Tuesday, October 9, 2012

Say hello to the 28-hour work week as companies start to gear up for Obamacare

    We warned you! We did! Don't say we didn't tell you!
     The Obamiacs assured us that all we had to do was require every employer who hired someone for 30 or more hours each week to buy them insurance and all of our problems would be solved. And of course, it couldn't be a low-cost policy. It had to be the most expensive, comprehensive insurance money can buy, with low deductibles, low co-pays, no lifetime limits, and free birth control. Welcome to the good life!
     Many public-spirited employers of lower-wage employees were already providing insurance for their full-time workers. They didn't need a new law. But the insurance they have been providing isn't good enough for the government, which under the Obamacare law requires them to spend substantially more so there will be lots of extra money to provide college girls at expensive private colleges with free birth control and other extras that many working people neither need nor want to pay for.
     And so, faced with skyrocketing health costs under Obamacare, employers are acting rationally. They are cutting lower-wage workers back to a 28-hour-per-week work schedule. Remember, the employer-mandate only applies to full-time workers, so as long as the workers are kept under 30 hours the employer has no obligation to provide insurance.
     The Orlando Sentinel reports, for example, that the Darden Corporation, which owns Olive Garden, Red Lobster and Longhorn restaurants, is testing a new 28-hour work week in anticipation of new insurance rules that go into effect in 2014. If successful the shortened workweek will likely go into effect at all restaurants on the rollout of Obamacare.
     This isn't an outlier. This is going to be the new normal of employment for low- and moderate-wage workers. Obamacare is just going to make it too expensive to keep these workers on full-time.
     And sad to say for these semi-displaced workers, but because of the individual mandate they are still going to be required to purchase insurance or face fines. So instead of getting employer-sponsored insurance they can afford they are going to be forced to purchase subsidized, luxury policies entirely on their own or pay a fine -- and they will have a lot less money to do it with.
     Obama gave his word of honor that people who liked their current health insurance could keep their current health insurance. But that doesn't apply to many low-wage workers, who are losing both their low-cost insurance plans and the hours of work that they need to survive.
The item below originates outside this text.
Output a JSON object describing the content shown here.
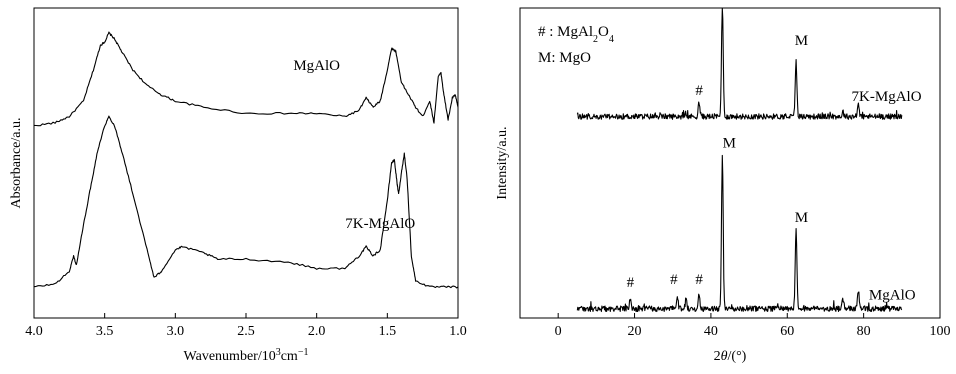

These people don't want free birth control or to be forced to pay for lots of extras, they want the affordable insurance they used to have and plenty of hours at work to help pay for it. Those days are apparently gone forever, thanks to Obama, Pelosi, Reid, et al.
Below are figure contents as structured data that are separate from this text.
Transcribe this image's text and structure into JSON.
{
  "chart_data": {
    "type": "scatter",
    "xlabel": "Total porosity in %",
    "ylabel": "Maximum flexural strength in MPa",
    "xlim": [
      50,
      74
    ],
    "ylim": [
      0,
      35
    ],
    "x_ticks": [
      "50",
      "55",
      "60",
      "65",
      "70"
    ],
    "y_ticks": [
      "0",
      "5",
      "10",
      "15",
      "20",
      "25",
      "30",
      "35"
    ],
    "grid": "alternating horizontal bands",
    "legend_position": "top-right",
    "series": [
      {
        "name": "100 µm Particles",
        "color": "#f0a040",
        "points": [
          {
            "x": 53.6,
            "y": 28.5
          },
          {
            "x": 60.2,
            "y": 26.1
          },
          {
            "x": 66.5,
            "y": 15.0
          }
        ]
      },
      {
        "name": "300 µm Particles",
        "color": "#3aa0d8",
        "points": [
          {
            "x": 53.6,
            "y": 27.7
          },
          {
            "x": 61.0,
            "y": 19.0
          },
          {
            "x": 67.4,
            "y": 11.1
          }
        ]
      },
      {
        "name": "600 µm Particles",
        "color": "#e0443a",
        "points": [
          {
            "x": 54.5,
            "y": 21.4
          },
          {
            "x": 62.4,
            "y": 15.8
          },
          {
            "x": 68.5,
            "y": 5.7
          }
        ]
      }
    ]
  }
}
     As a matter of public policy, Obamacare did just the opposite of what it should have done. Instead of outlawing bargain health plans, we should have concentrated on providing every American with limited health coverage. But the Democrats were too concerned with forcing the Catholic church to buy birth control for rich, unmarried college girls to think about the needs of actual working people.
     Obama would no doubt say that Change is hard, but he sure Hopes you have enough money to pay your bills once you are semi-unemployed. But at least those stuck without full-time work or health insurance will be able to rest easy knowing that any full-time job they get will come with insurance. Of course, they'll never again get a full-time job for as long as they live.